Lettres persanes/Lettre 50

Texte établi par André LefèvreA. Lemerre (p. 105-106).

LETTRE l.

Rica à ***.


J’ai vu des gens chez qui la vertu étoit si naturelle qu’elle ne se faisoit pas même sentir : ils s’attachoient à leur devoir sans s’y plier, et s’y portoient comme par instinct ; bien loin de relever par leurs discours leurs rares qualités, il sembloit qu’elles n’avoient pas percé jusques à eux. Voilà les gens que j’aime ; non pas ces hommes vertueux qui semblent être étonnés de l’être, et qui regardent une bonne action comme un prodige dont le récit doit surprendre.

Si la modestie est une vertu nécessaire à ceux à qui le ciel a donné de grands talents, que peut-on dire de ces insectes qui osent faire paroître un orgueil qui déshonoreroit les plus grands hommes ?

Je vois de tous côtés des gens qui parlent sans cesse d’eux-mêmes : leurs conversations sont un miroir qui présente toujours leur impertinente figure ; ils vous parleront des moindres choses qui leur sont arrivées, et ils veulent que l’intérêt qu’ils y prennent les grossisse à vos yeux ; ils ont tout fait, tout vu, tout dit, tout pensé ; ils sont un modèle universel, un sujet de comparaisons inépuisable, une source d’exemples qui ne tarit jamais. Oh ! que la louange est fade lorsqu’elle réfléchit vers le lieu d’où elle part !

Il y a quelques jours qu’un homme de ce caractère nous accabla pendant deux heures de lui, de son mérite et de ses talents ; mais, comme il n’y a point de mouvement perpétuel dans le monde, il cessa de parler ; la conversation nous revint donc, et nous la prîmes.

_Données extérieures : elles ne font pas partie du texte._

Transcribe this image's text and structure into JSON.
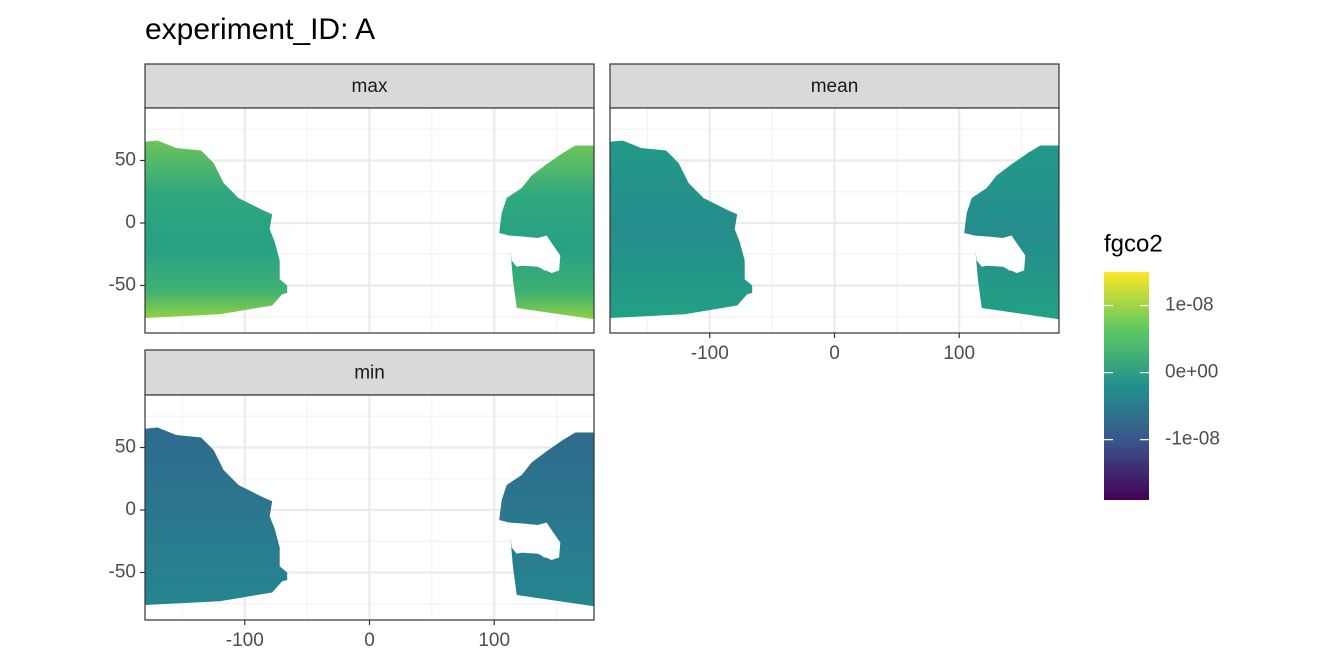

Un homme qui paraissoit assez chagrin commença par se plaindre de l’ennui répandu dans les conversations. Quoi ! toujours des sots qui se peignent eux-mêmes, et qui ramènent tout à eux ? Vous avez raison, reprit brusquement notre discoureur. Il n’y a qu’à faire comme moi ; je ne me loue jamais ; j’ai du bien, de la naissance, je fais de la dépense ; mes amis disent que j’ai quelque esprit ; mais je ne parle jamais de tout cela : si j’ai quelques bonnes qualités, celle dont je fais le plus de cas, c’est ma modestie.

J’admirois cet impertinent, et, pendant qu’il parloit tout haut, je disois tout bas : Heureux celui qui a assez de vanité pour ne dire jamais de bien de lui ; qui craint ceux qui l’écoutent ; et ne compromet point son mérite avec l’orgueil des autres !

À Paris, le 20 de la lune de Rhamazan, 1713.